Rogério Distéfano
“Criminosos sem dignidade, com finalidade politiqueira, continuam a divulgar absurdas mentiras, tentando vincular meu antigo escritório e meu nome ao PCC”. A declaração do ministro Alexandre Moraes sobre um argumento da campanha contra sua nomeação ao STF. Você, eu, o anônimo da esquina, no bar, em casa, no telefone, pês da vida, podemos falar desse jeito.
Um professor do Largo de São Francisco, autor de obras jurídicas, secretário e ministro de Estado e agora candidato a ministro do STF não pode. Mesmo no auge da indignação. Não é pela indignação, ele tem todo direito a ela. É pela imprecisão, à qual não tem direito, mesmo no auge da indignação. Parece preciosismo, firula, fricote chamar a atenção para as palavras do ministro.
Mas ele não pode falar de “criminosos sem dignidade”. Criminosos, ou seja, gente que cometeu crimes, têm dignidade? Claro que o ministro Moraes não pensa assim, afinal começou com “criminosos”, gente que passou pelo devido processo legal e cumpre a pena. Mas ele tem obrigação de policiar as palavras. Afinal, tudo que escrever no STF terá repercussões importantíssimas.
Nessa hora a gente dá até um desconto para aquela acusação de que o ministro plagiou o jurista espanhol: ficou inseguro com seu texto e garantiu-se no rigor do confrade ibérico. Esses “criminosos sem dignidade” divulgam “absurdas mentiras” contra o “nome” do ministro e seu antigo escritório. Mais uma vez o ministro escorrega no complemento: a mentira é um absurdo por si mesma.
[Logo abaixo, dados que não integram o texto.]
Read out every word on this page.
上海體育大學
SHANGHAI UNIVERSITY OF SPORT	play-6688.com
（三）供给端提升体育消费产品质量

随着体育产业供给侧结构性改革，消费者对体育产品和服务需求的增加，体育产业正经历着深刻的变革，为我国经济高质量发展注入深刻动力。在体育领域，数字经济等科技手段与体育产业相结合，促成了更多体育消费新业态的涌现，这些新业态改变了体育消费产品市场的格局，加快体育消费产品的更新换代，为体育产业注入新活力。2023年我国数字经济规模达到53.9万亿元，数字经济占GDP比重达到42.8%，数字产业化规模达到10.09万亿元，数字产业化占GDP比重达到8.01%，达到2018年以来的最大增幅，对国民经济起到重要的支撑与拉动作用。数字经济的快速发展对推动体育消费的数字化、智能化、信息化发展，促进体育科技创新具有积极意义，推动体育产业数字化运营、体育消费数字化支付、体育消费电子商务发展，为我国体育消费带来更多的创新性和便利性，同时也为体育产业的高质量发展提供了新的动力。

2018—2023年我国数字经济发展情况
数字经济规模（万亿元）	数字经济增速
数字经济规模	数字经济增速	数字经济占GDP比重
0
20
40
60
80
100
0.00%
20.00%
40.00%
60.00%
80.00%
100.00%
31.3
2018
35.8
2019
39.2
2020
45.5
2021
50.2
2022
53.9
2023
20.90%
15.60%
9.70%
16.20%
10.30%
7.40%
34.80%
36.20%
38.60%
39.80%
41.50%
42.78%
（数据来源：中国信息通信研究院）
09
“Absurdas mentiras” – advogado, o ministro põe adjetivo e advérbio antes do substantivo, questão de estilo. Não serei leviano de dizer que ao desqualificar mentiras como absurdas, o ministro acaba por qualificar outras, nem tão mentirosas, ali na fronteira com a verdade. Me pergunto por que sacam mentiras ora contra “o nome”, ora contra o “antigo escritório” do ministro.
Evidente que não foi nada disso, faltou o assessor que limpa o texto, ciente de que escrever é mera consequência do ato de pensar. O ministro deixou-se levar pela emoção. Não pode. Ministro ad nutum, temporário, candidato a ministro vitalício, obrigado à precisão no que fala e escreve, não deve tropeçar na língua e na pena – ou no editor de texto, que seja.